A new study has found that eating lots of fruits and vegetables, rather than processed meats, can help prevent the onset on depression.
• Experts reveal what to eat and what not to eat to defeat depression.
• Experts explain how a subject’s diet affected their mental health during the study.
• Experts explain the mechanisms of how healthy diets improve people’s mental health.
Almudena Sanchez-Villegas, study author and field expert from the University of Las Palmas de Gran Canaria, gave a statement saying that people who would like to lower their chances of experiencing depression “can eat everything, but everything in moderation” as long as they make sure to add a lot of fruits, vegetables, nuts and fish to their diets.
Another important thing to keep in mind is that they should avoid processed meats and fast food products at all costs.
For their study, a team of researchers from Spain surveyed 15.000 university graduates two (2) separate times, once at the beginning of the scientific project, and a second time, 10 years later. None of the subjects had ever suffered from depression before filling out the first questionnaire.
The students were asked about their diets, what they normally ate and what they normally avoided. The researchers then used this information to establish how closely each subject’s everyday diet adhered to one (1) or more of the three (3) known healthy patterns.
All three (3) dietary patterns rely heavily on the high consumption of fruits, nuts, vegetables, legumes, and fish. All three (3) of them also rely heavily on avoiding processed meats.
Eight and a half (8.5) years after the initial survey, 1.550 of the 15.000 subjects reported either receiving a depression diagnostic or taking antidepressant drugs.
After examining the second round of questionnaires, Sanchez-Villegas and his colleagues realized that the subjects who held on to their healthy eating patterns to a high or a moderate degree, were more unlikely to develop depression than those who abandoned their healthy eating patterns in the years between surveys, and those who held on to them to a low degree.
For instance, the subjects who followed the Mediterranean diet to a moderate degree were 25 percent (25%) to 30 percent (30%) less likely to develop depression, compared to the subjects who abandoned their healthy eating patterns, and the subjects who only held on to them to a low degree.
Sanchez-Villegas explained that “Even a moderate adherence to these healthy dietary patterns […] was associated with an important reduction in the risk of developing depression”.

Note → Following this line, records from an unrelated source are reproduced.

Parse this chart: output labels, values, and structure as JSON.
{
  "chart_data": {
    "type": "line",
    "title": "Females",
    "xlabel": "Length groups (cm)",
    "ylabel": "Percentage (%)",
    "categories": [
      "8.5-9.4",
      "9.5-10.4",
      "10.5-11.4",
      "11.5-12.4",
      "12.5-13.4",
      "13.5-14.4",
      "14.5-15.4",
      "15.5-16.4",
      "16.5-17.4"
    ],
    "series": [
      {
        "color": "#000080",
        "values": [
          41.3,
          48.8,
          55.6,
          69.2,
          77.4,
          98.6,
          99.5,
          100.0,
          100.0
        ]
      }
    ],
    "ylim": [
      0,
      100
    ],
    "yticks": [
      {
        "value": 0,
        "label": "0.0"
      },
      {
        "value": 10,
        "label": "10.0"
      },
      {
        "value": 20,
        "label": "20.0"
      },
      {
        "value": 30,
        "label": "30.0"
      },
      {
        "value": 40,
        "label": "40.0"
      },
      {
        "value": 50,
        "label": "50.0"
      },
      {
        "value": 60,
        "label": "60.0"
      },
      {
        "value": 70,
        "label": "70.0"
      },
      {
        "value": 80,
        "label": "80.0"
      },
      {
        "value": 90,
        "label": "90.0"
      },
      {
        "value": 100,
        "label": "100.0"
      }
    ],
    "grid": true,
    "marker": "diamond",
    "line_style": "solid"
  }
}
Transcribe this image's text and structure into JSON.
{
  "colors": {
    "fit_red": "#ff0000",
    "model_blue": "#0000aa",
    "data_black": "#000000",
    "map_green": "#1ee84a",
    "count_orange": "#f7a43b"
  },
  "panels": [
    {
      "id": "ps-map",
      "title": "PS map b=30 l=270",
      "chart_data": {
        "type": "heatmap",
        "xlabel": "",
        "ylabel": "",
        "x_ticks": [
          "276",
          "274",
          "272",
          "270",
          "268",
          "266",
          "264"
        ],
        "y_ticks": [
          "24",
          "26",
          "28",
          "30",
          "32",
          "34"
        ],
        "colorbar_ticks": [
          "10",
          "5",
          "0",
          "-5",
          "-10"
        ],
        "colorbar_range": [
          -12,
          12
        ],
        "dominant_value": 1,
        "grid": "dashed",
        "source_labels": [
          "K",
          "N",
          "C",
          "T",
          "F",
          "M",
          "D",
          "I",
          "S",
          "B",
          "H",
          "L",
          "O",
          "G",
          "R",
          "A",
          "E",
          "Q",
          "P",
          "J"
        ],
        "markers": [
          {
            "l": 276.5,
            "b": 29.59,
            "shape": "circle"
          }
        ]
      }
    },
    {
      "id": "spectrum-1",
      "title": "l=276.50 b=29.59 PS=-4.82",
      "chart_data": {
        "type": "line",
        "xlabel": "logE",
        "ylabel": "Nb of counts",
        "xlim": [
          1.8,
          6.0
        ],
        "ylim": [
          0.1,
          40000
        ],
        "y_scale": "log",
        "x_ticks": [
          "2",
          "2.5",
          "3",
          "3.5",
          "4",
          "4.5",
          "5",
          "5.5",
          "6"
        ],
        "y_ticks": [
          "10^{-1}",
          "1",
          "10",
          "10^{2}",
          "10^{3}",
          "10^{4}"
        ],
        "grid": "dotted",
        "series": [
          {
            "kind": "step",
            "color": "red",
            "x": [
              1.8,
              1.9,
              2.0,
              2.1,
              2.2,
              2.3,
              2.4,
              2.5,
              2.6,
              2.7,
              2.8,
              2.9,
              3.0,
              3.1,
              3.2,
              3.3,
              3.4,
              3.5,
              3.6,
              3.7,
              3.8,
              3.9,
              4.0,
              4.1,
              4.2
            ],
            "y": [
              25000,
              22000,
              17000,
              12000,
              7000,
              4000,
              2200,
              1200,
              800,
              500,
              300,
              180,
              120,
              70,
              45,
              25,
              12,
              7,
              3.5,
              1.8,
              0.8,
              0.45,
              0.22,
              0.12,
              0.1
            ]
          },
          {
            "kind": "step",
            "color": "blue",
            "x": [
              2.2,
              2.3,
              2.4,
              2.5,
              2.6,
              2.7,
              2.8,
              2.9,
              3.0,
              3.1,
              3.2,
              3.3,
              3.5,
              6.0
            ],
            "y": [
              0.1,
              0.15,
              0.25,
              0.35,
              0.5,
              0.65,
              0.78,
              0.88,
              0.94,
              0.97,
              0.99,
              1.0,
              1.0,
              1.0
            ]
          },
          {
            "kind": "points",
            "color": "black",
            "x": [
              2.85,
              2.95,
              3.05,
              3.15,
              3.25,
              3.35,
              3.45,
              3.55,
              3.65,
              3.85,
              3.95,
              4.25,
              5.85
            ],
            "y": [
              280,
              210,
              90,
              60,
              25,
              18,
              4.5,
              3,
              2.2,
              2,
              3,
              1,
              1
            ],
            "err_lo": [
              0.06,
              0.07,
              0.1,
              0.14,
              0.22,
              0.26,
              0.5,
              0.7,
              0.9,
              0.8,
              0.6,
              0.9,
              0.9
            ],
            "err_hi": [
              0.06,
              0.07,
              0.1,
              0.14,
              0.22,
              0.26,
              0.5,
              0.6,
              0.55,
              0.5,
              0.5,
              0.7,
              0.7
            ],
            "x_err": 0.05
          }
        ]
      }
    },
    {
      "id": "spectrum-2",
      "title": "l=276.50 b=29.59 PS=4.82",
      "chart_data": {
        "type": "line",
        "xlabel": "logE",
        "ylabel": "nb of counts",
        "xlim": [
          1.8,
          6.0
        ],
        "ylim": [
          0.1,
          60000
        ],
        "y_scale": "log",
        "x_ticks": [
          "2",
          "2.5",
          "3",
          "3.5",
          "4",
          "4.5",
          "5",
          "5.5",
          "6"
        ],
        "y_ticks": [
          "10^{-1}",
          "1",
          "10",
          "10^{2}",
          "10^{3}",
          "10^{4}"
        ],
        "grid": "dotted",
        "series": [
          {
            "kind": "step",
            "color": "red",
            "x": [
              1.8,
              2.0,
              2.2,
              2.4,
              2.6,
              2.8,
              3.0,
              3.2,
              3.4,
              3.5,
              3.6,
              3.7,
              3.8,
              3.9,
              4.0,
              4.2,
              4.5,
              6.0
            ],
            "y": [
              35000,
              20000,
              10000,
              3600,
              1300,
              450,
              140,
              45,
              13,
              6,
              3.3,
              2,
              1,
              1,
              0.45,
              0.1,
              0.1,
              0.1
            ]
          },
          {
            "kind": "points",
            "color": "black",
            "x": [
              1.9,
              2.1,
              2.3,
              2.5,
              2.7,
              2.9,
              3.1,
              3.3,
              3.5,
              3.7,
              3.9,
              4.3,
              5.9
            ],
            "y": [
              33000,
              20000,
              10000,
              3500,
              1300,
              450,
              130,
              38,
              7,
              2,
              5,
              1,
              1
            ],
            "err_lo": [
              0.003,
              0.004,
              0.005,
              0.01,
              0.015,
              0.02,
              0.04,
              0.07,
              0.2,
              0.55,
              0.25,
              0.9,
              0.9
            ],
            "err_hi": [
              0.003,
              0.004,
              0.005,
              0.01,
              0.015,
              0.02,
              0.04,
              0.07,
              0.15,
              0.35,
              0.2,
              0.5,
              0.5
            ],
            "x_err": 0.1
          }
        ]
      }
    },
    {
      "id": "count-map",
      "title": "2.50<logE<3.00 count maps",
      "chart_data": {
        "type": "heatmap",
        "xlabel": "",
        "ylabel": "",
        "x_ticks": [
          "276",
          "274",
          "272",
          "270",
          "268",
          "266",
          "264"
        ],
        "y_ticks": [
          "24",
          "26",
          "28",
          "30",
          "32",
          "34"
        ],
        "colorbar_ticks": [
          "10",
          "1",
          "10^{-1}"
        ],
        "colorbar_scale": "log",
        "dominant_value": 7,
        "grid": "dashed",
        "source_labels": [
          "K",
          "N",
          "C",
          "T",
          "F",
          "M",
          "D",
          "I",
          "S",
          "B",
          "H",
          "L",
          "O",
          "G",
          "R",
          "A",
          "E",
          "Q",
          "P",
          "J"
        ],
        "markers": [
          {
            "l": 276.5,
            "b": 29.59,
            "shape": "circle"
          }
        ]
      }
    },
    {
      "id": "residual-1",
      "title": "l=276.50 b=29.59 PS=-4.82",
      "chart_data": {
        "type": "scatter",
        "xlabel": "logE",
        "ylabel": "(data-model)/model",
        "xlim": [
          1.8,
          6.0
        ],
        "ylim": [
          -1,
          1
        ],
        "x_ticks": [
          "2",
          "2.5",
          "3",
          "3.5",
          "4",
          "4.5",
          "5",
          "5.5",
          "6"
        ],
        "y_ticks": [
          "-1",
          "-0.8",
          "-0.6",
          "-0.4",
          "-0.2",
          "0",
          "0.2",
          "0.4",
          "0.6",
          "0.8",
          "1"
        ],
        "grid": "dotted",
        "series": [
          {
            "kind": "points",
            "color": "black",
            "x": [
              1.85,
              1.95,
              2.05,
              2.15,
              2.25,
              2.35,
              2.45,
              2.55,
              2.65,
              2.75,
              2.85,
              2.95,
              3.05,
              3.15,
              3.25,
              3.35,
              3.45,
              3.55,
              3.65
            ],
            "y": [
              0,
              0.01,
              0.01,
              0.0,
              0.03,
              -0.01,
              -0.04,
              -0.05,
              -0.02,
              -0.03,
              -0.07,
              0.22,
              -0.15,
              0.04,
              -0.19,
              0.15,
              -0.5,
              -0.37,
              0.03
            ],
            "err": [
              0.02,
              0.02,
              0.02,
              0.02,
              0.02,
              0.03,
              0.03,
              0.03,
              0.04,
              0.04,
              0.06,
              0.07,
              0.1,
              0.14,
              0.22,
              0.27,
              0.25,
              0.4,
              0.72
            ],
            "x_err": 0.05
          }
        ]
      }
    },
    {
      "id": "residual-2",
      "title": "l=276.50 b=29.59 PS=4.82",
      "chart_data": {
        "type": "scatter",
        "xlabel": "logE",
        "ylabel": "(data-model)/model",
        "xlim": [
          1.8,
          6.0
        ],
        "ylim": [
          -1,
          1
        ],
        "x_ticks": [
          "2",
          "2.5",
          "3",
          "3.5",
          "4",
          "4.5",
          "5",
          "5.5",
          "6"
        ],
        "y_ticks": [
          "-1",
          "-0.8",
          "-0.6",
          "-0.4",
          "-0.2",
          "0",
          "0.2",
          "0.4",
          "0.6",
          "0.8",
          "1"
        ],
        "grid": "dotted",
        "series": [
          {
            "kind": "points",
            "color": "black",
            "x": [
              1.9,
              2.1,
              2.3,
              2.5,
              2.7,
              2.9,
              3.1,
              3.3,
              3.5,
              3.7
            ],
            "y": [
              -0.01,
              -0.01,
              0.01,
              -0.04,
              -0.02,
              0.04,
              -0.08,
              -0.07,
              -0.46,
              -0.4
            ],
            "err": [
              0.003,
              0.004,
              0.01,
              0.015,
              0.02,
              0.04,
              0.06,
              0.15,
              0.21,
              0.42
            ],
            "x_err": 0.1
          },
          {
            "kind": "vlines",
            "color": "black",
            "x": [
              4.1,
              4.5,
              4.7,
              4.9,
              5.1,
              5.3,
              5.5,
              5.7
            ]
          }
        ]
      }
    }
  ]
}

It’s worth mentioning however, that the research team did not see the benefit increase any further for the subjects who held on to their healthy eating patterns to a high degree. They experienced the same likelihood of developing depression as the subjects who held on to their healthy eating patterns to a moderate degree.
While the researchers have no definitive answer for how healthy diets improve people’s mental health, that does not mean that they don’t have any theories.
One possible explanation is that those who adhere to healthy eating patterns have fewer chances of developing depression because they have better levels of micronutrients such as vitamin B, zinc or folate.
The study was published earlier this week, on Wednesday (September 16, 2015), in the journal BMC Medicine.